There are actually quite a few studies out there that look at LLM code quality (...

scuff3d · 2026-03-17T03:23:22 1773717802

Code duplication is normally referring to duplicate code within the same code base, not writing something yourself instead of using a library.

keeda · 2026-03-17T19:38:24 1773776304

That's fair, but I suspect the underlying mechanism is the same -- the models prefer re-writing code from scratch rather than looking around for reusable abtsractions, which may exist just a few modules over, or -- for smaller models -- sometimes even in the same file. They're not copy-pasting the code for sure, just regenerating de novo.

This is the most common issue I find, even with the latest models.

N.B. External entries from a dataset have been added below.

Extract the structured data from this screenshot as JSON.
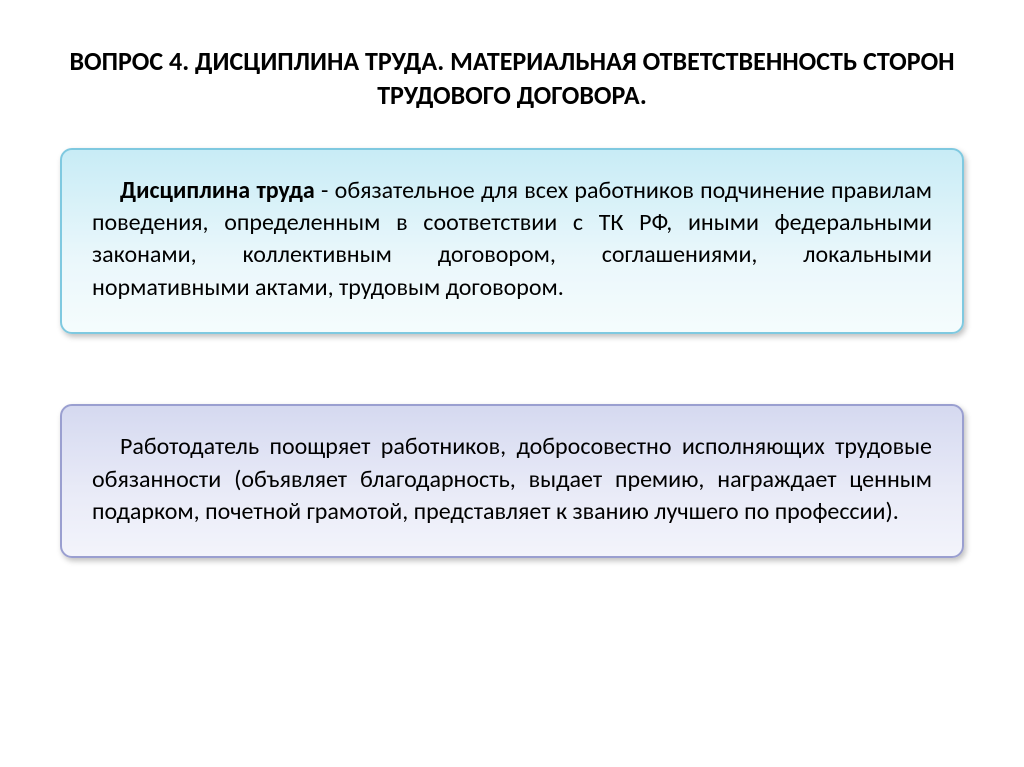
{
  "title": "ВОПРОС 4. ДИСЦИПЛИНА ТРУДА. МАТЕРИАЛЬНАЯ ОТВЕТСТВЕННОСТЬ СТОРОН ТРУДОВОГО ДОГОВОРА.",
  "box1": {
    "term": "Дисциплина труда",
    "text": " - обязательное для всех работников подчинение правилам поведения, определенным в соответствии с ТК РФ, иными федеральными законами, коллективным договором, соглашениями, локальными нормативными актами, трудовым договором.",
    "background_gradient": [
      "#c8ecf6",
      "#eaf7fb",
      "#f5fcfd"
    ],
    "border_color": "#7fc9e0",
    "font_size": 24
  },
  "box2": {
    "text": "Работодатель поощряет работников, добросовестно исполняющих трудовые обязанности (объявляет благодарность, выдает премию, награждает ценным подарком, почетной грамотой, представляет к званию лучшего по профессии).",
    "background_gradient": [
      "#d5d9f0",
      "#e8eaf7",
      "#f3f4fb"
    ],
    "border_color": "#9a9fd0",
    "font_size": 24
  },
  "styling": {
    "title_font_size": 26,
    "title_color": "#000000",
    "body_text_color": "#000000",
    "box_border_radius": 12,
    "box_shadow": "2px 3px 6px rgba(0,0,0,0.25)",
    "slide_background": "#ffffff",
    "slide_width": 1024,
    "slide_height": 767
  }
}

For normal logic it's not too bad, the real risk is when they start duplicating classes or other abstractions, because those tend to proliferate and cause a mess.

I don't know if it's the training or RL or something intrinsic to the attention mechanism, but these models "prefer" generating new code rather than looking around for and integrating reusable code, unless the functionality is significant or they are explicitly prompted otherwise.

I think this is why AGENTS.md files are getting so critical -- by becoming standing instructions, they help override the natural tendencies of the model.

scuff3d · 2026-03-17T19:45:21 1773776721

Yeah I agree that it's not copy/pasted the way a dev would, but I think the end result is the same. The more it needlessly duplicates code, the more brittle things will become. Changes will get harder and harder to implement as the number of sites that have to change increases.

On the other hand, I think driving down the need for external dependencies can be a net win. In my experience you usually need a very tiny slice of what a dependency actually offers, and often you settle for making design compromises to fit the dependency into your system, because the cost of writing it yourself is too high. LLMs definitely change that calculus.

I've found agent.md files are more a bandaid then anything. I've seen agents routinely ignore/forget them, and the larger the code base/number of changes they're making the more frequently they forget.